Session count: The total number of sessions for the day. This serves as a normalising factor — more sessions provide more opportunities for concurrency and delegation, so the raw numbers are scaled accordingly.
Data source
The Multitasking Score is deterministic — every component comes from actual recorded events:
subagent_spawns: Counted fromSubagentStarthook events, stored in thesubagent_spawnsfield onplugin_session_summaries- Peak concurrency: Computed from timestamp overlaps between sessions (see Concurrency for details on the sweep-line algorithm)
- Session count: Total sessions recorded for the day
Interpretation
| Score | Classification | What it means |
|---|---|---|
| 0–20 | Sequential single-task | Working one task at a time, no delegation. This is the default mode for most users starting out. |
| 20–50 | Moderate delegation | Some parallelism or subagent usage. You're beginning to leverage Claude's ability to work on multiple fronts. |
| 50–80 | Heavy parallelism | Significant concurrent work and delegation. You're treating Claude as a team, not a single assistant. |
| 80–100 | Maximum parallelism | Extensive delegation and concurrency. You're running multiple AI workers and using sub-agents for complex task decomposition. |
Why it matters
The Multitasking Score reveals whether you're using AI assistance at its full potential. A single Claude Code session working on one task is valuable, but it's only one worker. Running parallel sessions and using subagent delegation turns that single worker into a coordinated team.

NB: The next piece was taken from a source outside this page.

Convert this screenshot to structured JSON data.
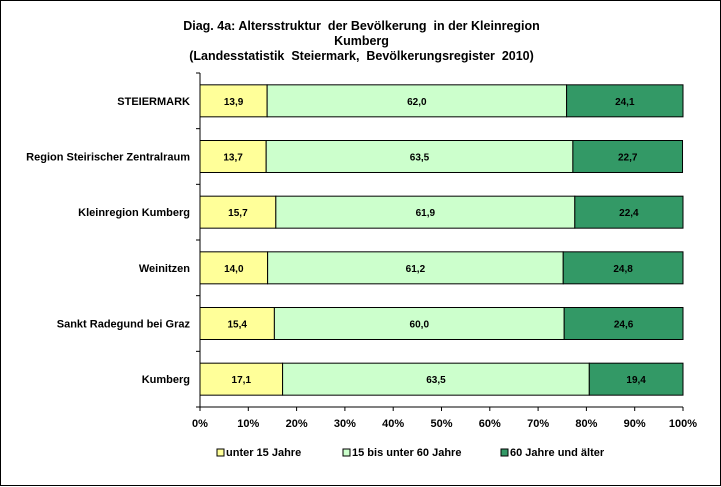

Subagent delegation is particularly powerful because it happens automatically within a session. When Claude encounters a task that can be decomposed — like "update all test files to use the new API" — it can spawn sub-agents to handle each file independently. This is parallel execution within a single session, and it dramatically speeds up complex operations.
Session concurrency captures your own parallelism. Running a refactoring session alongside a test-writing session alongside a documentation session means three independent workstreams progressing simultaneously.
Together, these signals measure your total parallel capacity — both the parallelism you initiate (multiple sessions) and the parallelism Claude initiates (sub-agents).
How to increase your score
- Use multiple terminal windows: Start separate Claude Code sessions for independent tasks
- Break large tasks into parallel streams: Instead of one session doing everything sequentially, split work across sessions
- Prompt for delegation: When giving complex tasks, encourage Claude to use sub-agents for independent subtasks
- Identify independent work: Tasks that don't share files or state are good candidates for parallel sessions
The StarCraft analogy
The Multitasking Score maps to army splitting and macro management — the ability to coordinate multiple actions simultaneously across the map. A player who can only control one army group will always be outmanoeuvred by one who splits forces, manages multiple bases, and coordinates attacks on different fronts. In AI-assisted development, running parallel sessions and delegating to sub-agents is the equivalent of multi-front coordination: more work completed, more problems solved, more ground covered per hour.